‘Organizing the Oklahoma Oil Fields’ by A.W. Rockwell from Voice of the People (New Orleans). Vol. 3 No. 23. June 4, 1914.

Fires in the Cushing Oil Fields from downtown Drumright, Oklahoma, 1915.

Fellow worker A.W. Rockwell of Industrial Oil Workers Local 586 urges footloose rebels to make their way to Oklahoma to organize the booming oil fields of the I.W.W. in 1914.

‘Organizing the Oklahoma Oil Fields’ by A.W. Rockwell from Voice of the People (New Orleans). Vol. 3 No. 23. June 4, 1914.

Drumright, Oka., May 26, 1914.

In the center of the largest oil field in the United States is located Industrial Oil Workers Local 586 of the I.W.W., and out upon the street corner every. Wednesday, Saturday and Sunday nights appear their orators to try and drill into the heads of the oil workers the benefit to be derived from an industrial organization.

Conditions here are bad and from one end of the oil field to the other there is a cry of oppression; everywhere there is a spirit of discontent manifested among the workers. The wages are small Teamsters, of which there are more than one thousand, receive for a ten-mile trip from Cushon, Okla. to Drumright, $60 a month. Board is $5.25 a week. Hours of work from 14 to 18 hours a days Bull gang laborers $2.50 a day for eight hours work; board and room in town $1.00 a day, in the camps $5.25 a week Teamsters in the grading camps $2.25 to $2.50 per dayof 10 hours, with board $5.00 to $7.00 per week. Some pipe line gangs receive $2.50 a day, but most of the work is $3.00, and it seems the custom of each gang to outstrip any other gang in the field. It is a case of drill, drill, drill, with a big flannel-mouth boss looking for evermore down the slaves’ neck and speeding him up to his very limit.

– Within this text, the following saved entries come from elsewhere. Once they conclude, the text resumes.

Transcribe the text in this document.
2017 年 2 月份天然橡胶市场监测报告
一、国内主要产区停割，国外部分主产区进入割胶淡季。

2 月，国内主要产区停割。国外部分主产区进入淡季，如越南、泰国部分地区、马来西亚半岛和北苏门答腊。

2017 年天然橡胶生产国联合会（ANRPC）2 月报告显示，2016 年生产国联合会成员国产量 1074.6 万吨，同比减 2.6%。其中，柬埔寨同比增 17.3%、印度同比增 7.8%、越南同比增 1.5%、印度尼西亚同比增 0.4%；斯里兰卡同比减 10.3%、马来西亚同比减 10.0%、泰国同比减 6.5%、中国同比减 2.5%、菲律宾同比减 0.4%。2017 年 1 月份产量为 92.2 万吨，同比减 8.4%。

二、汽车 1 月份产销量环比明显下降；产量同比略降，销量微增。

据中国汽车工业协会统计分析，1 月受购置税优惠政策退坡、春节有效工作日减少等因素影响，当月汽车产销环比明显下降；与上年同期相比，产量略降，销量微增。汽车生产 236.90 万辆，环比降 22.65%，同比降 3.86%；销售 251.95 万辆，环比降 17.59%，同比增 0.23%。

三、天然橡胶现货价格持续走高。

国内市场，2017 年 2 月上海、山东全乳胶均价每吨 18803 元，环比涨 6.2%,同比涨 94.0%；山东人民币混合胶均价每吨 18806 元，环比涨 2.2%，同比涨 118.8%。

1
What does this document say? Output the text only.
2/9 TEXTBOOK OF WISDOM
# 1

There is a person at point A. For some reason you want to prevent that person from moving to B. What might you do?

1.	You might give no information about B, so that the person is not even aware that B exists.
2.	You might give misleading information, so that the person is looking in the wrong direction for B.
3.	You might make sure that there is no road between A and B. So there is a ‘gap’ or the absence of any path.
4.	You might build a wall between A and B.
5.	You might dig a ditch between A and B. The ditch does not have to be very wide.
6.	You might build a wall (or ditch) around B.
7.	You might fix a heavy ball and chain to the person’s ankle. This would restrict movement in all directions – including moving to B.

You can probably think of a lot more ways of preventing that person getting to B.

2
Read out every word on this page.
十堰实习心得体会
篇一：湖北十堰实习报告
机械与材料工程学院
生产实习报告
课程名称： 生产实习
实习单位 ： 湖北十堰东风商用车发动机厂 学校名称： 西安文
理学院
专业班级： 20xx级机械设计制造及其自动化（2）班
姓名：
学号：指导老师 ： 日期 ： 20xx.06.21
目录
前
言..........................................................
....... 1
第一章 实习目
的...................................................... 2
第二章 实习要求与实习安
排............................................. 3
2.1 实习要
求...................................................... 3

Workers at the Katy Fixico No. 4 oil well , located 4.5 miles north of Drumright, 1916.

Local 586 is telling the slaves that a shorter work day means better pay and that labor is entitled to all it produces and we have fairly good success and have hopes of making this a banner Local, but what we need here is good soap boxers and job agitators. This is a big field and every lease is virtually a town. So come on, you Rebels, and help make this the second Goldfield. Here is the chance for the ONE BIG UNION. Here is the chance to even up the score labor owes to your Uncle John D. Don’t let the opportunity pass. Let every foot-loose Rebel respond to the call. Get here, get on the job. There is work to be done and the Rebels here will see that the boys will be placed where they can do the most good.

Saturday while Rockwell was speaking a policeman came up said that as the candidate for Governor was going to speak on the next corner he was requested to ask the I.W.W. to give way. Rockwell told the crowd: You have just seen the Bull stopping me; well, he says, that there is a guy who is looking for a job as Governor of this State, so go and hear him, and tomorrow night F.H. Little will answer him. The following night Little spoke to a big crowd.

Hauling oil field equipment and lumber, Drumright, Oklahoma, circa 1913.

There is also being circulated by the capitalist press of this State, backed up by Charles L. Daugherty, an A. F. of L. labor skinner, now State labor commissioner, an appeal for harvest hands. Now, I want to tell the workers through The Voice that IT IS A FAKE OF THE WORST KIND. The notice is sent out to flood the State and get wages down. There are enough idle men here in this State right now to harvest a crop ten times the size of this year’s crop. The men are up here starving while that well-fed lickspittle Daugherty is calling for more, while up in Kansas they are nabbing “tramps” for use in wheat harvest.

Think of it, you working men, being called “tramps” and arrested and put on the rock pile until harvest time, then turned over to a sizzorsbill to be exploited in the harvest field. Get next to yourself, and let the cry be: “Three dollars, 8 hours, or no wheat cut!” Stop off in Drumright, get a red book, and be a MAN. Do something. Don’t let George do it all. Now is the time. This is the place.

A.W. ROCKWVELL, Secretary

The Voice of the People continued The Lumberjack. The Lumberjack began in January 1913 as the weekly voice of the Brotherhood of Timber Workers strike in Merryville, Louisiana. Published by the Southern District of the National Industrial Union of Forest and Lumber Workers, affiliated with the Industrial Workers of the World, the weekly paper was edited by Covington Hall of the Socialist Party in New Orleans. In July, 1913 the name was changed to Voice of the People and the printing home briefly moved to Portland, Oregon. It ran until late 1914.